I think that we live in a culture that does not value the intelligence borne solely out of childhood, the time before we are so deeply colonized that we forget who we are. It is for that same reason that we live in a culture that has reduced poetry to a luxury and does not acknowledge it as a practice vital to our survival as a people.
To become colonized as a people in the way that I am referencing is to become dissociated from our deepest emotions and truths—our guts. It is to assimilate into the environment around us in a manner that makes a mockery of our personal ethical codes. It is to assimilate into the environment around us in which, as Audre Lorde beautifully writes, “we were never meant to survive. Not as human beings.”
To become colonized is to give into the learned process of forgetting ourselves. And it is through poetry that I do believe we are able to begin the process of unlearning.
So this column is written in defense of poetry, as a statement that poetry is, or rather can be, appreciated and, more accurately, felt as more than simply a sterilized art form, but instead: a midwife which brings forth and unpacks our most previously unexamined emotions.
My favorite essay is by Audre Lorde, a self-identified ‘warrior poet.’ The essay is named “Poetry is Not a Luxury,” and this column draws heavily from it. Lorde writes that in an American culture (of which Parker takes great part) which relies “solely upon ideas” to live by, which relies upon the concept that “I think therefore I am,” we often forget to qualify the concept, that perhaps the sentiment should be “I feel, therefore I can be free.” Poetry, she argues, allows us to dig deep into our true selves and the gut feelings that we sense that we have been trained to abandon in the name of Eurocentric and capitalistic models of ‘productivity’ and ‘design thinking.’
So I urge us in the Parker community to write more, whether you be literarily inclined or not, because poetry can come from writings that we least expect it to—an essay, a scribble, a journal entry, a song or a Snapchat. And it is important, I think, to catalogue that which transpires in our life, and to unpack it as it comes, lest we be overwhelmed by our own requiems and let them eat us whole.
Especially now that I prepare to graduate, I feel that without the markers, the poems both shared and kept private that I have left dancing in my wake over the past 4 years, I wouldn’t be as grounded, as reflective, as happy, as I am now.

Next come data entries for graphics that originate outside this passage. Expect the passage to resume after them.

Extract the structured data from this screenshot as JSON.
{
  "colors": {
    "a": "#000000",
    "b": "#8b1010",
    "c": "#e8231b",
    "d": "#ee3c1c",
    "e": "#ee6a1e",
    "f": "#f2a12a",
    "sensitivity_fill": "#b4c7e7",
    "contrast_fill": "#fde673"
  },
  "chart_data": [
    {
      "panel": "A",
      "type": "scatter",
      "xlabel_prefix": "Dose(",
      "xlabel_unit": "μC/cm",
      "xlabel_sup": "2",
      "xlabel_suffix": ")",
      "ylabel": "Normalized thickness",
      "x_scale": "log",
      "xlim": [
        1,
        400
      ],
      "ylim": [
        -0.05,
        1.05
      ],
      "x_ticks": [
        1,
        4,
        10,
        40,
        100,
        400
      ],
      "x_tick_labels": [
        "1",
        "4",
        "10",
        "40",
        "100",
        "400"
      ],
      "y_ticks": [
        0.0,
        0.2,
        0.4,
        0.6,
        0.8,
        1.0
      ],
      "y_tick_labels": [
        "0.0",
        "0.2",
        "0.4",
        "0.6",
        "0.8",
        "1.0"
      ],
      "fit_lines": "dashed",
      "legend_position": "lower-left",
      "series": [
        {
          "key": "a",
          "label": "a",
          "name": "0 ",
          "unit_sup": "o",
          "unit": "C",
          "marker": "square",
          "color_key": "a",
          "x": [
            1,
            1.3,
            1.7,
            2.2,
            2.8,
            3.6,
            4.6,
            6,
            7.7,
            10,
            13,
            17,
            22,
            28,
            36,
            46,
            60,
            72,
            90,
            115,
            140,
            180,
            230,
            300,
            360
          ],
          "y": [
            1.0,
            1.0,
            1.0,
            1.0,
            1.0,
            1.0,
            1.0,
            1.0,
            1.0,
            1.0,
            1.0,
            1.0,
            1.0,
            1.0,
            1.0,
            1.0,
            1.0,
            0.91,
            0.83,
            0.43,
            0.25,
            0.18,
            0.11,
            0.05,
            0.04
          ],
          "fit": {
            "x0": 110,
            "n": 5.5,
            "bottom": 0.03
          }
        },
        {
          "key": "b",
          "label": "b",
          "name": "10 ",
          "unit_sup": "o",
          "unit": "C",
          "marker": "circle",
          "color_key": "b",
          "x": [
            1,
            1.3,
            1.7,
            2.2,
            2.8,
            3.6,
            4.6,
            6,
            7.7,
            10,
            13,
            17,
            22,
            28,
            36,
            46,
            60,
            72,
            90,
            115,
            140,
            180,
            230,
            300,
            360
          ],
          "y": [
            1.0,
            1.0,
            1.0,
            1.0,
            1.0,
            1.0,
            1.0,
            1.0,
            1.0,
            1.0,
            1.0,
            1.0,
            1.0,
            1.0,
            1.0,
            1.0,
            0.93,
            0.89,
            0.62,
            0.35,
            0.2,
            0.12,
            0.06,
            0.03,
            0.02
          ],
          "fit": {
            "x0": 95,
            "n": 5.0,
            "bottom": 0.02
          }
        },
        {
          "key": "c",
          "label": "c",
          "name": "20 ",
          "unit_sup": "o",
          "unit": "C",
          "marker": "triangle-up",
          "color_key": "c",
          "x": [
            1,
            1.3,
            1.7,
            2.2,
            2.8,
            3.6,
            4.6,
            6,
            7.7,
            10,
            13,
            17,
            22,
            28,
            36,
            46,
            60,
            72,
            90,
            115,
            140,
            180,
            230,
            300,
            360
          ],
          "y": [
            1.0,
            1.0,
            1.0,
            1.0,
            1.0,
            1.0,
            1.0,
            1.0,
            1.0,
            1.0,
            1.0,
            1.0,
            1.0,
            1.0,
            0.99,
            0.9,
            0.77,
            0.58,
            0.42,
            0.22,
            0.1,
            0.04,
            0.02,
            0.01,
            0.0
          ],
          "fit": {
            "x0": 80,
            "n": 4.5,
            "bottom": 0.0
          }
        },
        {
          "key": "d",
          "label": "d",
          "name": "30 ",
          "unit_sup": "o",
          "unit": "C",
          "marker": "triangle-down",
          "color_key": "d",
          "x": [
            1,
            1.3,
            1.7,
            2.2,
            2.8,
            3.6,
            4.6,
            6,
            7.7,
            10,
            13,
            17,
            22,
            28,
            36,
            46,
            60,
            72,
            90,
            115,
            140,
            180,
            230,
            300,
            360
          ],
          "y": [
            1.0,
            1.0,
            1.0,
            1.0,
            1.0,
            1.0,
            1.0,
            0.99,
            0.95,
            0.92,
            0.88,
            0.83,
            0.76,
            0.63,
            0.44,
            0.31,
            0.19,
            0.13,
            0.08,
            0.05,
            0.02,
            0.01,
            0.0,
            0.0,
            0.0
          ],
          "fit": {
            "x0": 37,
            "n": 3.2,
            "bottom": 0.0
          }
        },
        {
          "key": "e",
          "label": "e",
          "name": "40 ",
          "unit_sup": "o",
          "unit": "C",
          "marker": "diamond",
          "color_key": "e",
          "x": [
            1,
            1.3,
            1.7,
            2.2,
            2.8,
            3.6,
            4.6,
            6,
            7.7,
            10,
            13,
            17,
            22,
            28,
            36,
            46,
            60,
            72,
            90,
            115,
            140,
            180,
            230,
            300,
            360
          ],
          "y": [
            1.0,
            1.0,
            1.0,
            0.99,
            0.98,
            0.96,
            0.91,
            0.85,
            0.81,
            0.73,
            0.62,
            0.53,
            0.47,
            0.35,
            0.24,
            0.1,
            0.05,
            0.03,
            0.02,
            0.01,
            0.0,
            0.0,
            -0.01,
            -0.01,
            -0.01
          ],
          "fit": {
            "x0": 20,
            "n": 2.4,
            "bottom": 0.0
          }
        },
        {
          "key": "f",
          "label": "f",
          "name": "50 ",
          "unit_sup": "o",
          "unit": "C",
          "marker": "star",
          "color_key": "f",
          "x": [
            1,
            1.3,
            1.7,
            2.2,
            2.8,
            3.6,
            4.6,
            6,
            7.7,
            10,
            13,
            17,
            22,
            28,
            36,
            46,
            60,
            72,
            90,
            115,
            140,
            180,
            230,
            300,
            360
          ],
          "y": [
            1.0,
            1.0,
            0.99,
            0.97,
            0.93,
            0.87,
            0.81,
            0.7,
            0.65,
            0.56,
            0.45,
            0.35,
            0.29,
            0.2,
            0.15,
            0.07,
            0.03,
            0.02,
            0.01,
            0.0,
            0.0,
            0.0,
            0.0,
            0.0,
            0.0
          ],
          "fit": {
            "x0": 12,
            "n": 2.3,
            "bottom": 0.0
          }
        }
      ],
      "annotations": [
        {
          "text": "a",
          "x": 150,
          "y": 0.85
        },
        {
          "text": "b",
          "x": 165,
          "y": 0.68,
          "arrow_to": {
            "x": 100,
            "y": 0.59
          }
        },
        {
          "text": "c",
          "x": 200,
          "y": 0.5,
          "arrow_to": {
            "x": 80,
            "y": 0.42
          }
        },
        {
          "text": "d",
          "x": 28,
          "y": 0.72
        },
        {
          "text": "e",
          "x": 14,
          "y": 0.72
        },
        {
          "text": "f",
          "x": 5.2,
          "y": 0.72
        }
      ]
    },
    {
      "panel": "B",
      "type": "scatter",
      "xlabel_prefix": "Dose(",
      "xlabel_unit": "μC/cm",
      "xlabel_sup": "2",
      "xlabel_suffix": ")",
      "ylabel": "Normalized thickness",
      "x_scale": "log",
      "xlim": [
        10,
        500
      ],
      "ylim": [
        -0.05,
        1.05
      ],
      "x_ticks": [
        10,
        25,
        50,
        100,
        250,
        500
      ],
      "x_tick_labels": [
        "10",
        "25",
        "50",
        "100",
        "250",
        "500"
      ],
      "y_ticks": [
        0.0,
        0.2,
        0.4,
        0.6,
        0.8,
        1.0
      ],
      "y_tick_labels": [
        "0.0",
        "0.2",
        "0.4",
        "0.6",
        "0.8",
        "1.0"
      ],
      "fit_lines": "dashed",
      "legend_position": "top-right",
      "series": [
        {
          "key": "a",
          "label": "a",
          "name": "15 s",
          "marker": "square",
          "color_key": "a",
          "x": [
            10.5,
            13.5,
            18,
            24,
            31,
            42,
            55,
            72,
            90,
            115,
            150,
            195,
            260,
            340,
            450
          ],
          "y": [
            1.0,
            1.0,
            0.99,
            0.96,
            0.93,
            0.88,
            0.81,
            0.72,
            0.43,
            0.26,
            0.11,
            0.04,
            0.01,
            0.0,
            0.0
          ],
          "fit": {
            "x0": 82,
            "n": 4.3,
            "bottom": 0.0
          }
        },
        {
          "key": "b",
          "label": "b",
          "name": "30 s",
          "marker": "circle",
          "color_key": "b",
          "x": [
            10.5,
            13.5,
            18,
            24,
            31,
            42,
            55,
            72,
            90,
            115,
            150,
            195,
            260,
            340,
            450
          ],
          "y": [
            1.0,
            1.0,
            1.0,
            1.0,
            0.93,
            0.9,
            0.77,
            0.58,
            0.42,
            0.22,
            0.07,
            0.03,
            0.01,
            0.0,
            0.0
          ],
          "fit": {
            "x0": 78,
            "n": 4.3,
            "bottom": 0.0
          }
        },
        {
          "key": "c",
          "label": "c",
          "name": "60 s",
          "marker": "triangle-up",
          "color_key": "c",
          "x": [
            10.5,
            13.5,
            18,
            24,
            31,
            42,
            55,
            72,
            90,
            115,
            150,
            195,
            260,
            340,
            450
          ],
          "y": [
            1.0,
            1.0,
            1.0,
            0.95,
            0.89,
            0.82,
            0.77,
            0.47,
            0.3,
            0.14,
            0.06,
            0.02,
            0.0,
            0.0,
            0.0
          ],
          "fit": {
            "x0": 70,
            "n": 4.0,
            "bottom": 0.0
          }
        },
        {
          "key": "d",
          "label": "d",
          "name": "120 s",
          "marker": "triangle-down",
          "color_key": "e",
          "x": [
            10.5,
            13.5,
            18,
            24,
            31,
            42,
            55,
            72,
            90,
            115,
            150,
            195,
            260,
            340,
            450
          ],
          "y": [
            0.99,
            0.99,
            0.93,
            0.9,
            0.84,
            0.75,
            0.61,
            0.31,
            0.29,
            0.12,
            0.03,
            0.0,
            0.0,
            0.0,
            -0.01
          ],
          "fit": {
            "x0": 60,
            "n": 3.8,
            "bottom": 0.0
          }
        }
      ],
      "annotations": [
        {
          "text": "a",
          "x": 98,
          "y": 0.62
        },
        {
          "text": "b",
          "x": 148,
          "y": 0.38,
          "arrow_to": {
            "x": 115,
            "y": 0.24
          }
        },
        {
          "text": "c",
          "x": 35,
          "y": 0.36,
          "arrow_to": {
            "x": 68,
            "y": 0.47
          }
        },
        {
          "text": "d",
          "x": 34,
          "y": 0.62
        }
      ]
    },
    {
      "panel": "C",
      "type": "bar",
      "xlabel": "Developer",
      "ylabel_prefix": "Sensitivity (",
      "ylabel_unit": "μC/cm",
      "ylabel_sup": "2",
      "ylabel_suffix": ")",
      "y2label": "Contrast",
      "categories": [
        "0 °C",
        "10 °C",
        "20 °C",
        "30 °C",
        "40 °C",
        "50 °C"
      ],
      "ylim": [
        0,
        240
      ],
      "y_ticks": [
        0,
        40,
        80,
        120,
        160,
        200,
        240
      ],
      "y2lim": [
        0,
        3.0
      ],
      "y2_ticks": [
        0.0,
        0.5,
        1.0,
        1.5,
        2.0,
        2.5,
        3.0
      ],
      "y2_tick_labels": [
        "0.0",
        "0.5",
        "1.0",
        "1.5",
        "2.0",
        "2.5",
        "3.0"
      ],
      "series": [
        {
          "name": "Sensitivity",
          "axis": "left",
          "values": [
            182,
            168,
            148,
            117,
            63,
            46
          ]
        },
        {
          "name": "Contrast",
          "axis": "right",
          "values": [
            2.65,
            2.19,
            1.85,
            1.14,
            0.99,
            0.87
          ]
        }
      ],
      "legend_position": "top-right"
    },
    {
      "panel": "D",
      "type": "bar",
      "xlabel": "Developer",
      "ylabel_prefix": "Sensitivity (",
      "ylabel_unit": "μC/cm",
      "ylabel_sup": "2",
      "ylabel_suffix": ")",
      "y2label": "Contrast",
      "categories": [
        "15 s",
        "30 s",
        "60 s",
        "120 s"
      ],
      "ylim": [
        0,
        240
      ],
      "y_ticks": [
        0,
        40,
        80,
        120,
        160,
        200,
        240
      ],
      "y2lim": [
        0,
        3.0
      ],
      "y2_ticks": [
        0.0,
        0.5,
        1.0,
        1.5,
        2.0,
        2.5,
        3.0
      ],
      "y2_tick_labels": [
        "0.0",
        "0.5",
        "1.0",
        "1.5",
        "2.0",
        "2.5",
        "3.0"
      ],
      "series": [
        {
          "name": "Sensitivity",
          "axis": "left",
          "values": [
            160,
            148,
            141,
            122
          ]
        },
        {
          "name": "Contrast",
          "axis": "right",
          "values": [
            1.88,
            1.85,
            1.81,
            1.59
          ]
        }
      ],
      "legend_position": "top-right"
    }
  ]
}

So thank you to those who urged me to write and to breathe, and thank you to those who, in reading my column, might sit down and write a poem.
Taylor Thompson is a Parker Senior and this is her first year on staff for the Parker Weekly. Though this is her first time writing for a newspaper, she is the author of the book Leadership: It's Child's Play and considers writing one of her biggest passions. Outside of school she enjoys reading, singing and traveling.